The British formally ruled Malta between 1814 and 1964 for a total of 150 years. During this period, the longest serving British monarch was undoubtedly Queen Victoria who ruled for sixty three years and seven months, which was a longer reign than that of any other British monarch and the longest of any female monarch in history until overtaken by Queen Elizabeth II in 2015.
Memories of Victoria’s reign in Malta are generally related to place names. The capital of the island of Gozo, Rabat, was renamed Victoria in 1897 on the occasion of her Diamond Jubilee while the largest British fortification on Malta, a defensive infantry wall criss-crossing the island at its widest point from east to west along a geological fault is known as the Victoria Lines. A residential area known as Victoria Gardens also probably owes its name to the Victorian era.
However the most visible and universally known manifestation of Queen Victoria in Malta is undoubtedly the white marble statue that graces the paradoxically named Republic Square in the capital, Valletta. Such is the presence of the statue, with the monarch on an elevated pedestal, staring haughtily at an unfocussed point across the square, that the space is universally known as Pjazza Regina or Queen’s Square in spite of its obviously anti-royalist nomenclature!
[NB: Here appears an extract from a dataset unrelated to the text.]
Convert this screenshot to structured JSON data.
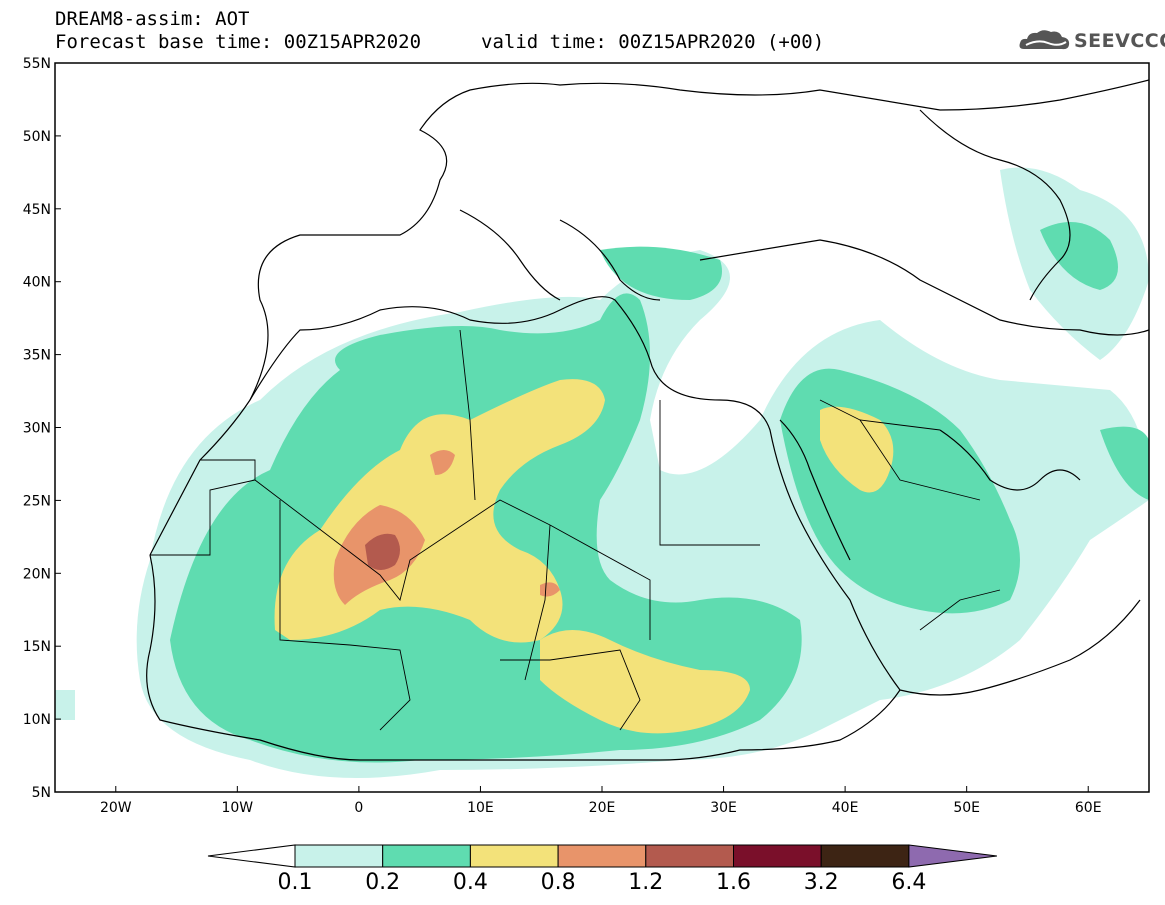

The monument is the work of the Sicilian sculptor Giuseppe Valenti and was erected in 1891 to commemorate Victoria’s 50th anniversary as monarch. It survived the intensive bombings of the Second World War which leveled most of the buildings surrounding it and only sports minor damage in the form of a chipped index finger. Over the decades it also bore the brunt of thousands of pigeon droppings but was recently given a good clean-up and had some minor damage repaired by a team of restorers in 2011.
Haughty Queen Victoria’s most humanly touching link with her Maltese subjects is reputed to have taken place when the Monarch placed an order for ‘eight dozen pairs long and eight dozen pairs short mitts, besides a scarf’ of Malta lace. The objective of this was to encourage the re-emergence of the old art of lace-making “so that the poor would be able to obtain a modicum of enjoyment from their lives”.
This small story is unknown by most but is more than adequately represented in the Valletta statue through the intricately sculpted lace shawl covering the Queen’s lap. I have passed by the statue hundreds if not thousands of times in all my years, but never did I actually stop to enjoy the life-like realism and minute detail of the lace shawl: even more so when considering that one is here talking about a marble statue and not something carved out of some softer medium.
So next time you are in Valletta stop for a coffee in one of the square’s many cafes and spend some time enjoying this one time ruler of Malta and an empire on which the sun never set, clad as she is in her beautiful and impressive Maltese lace!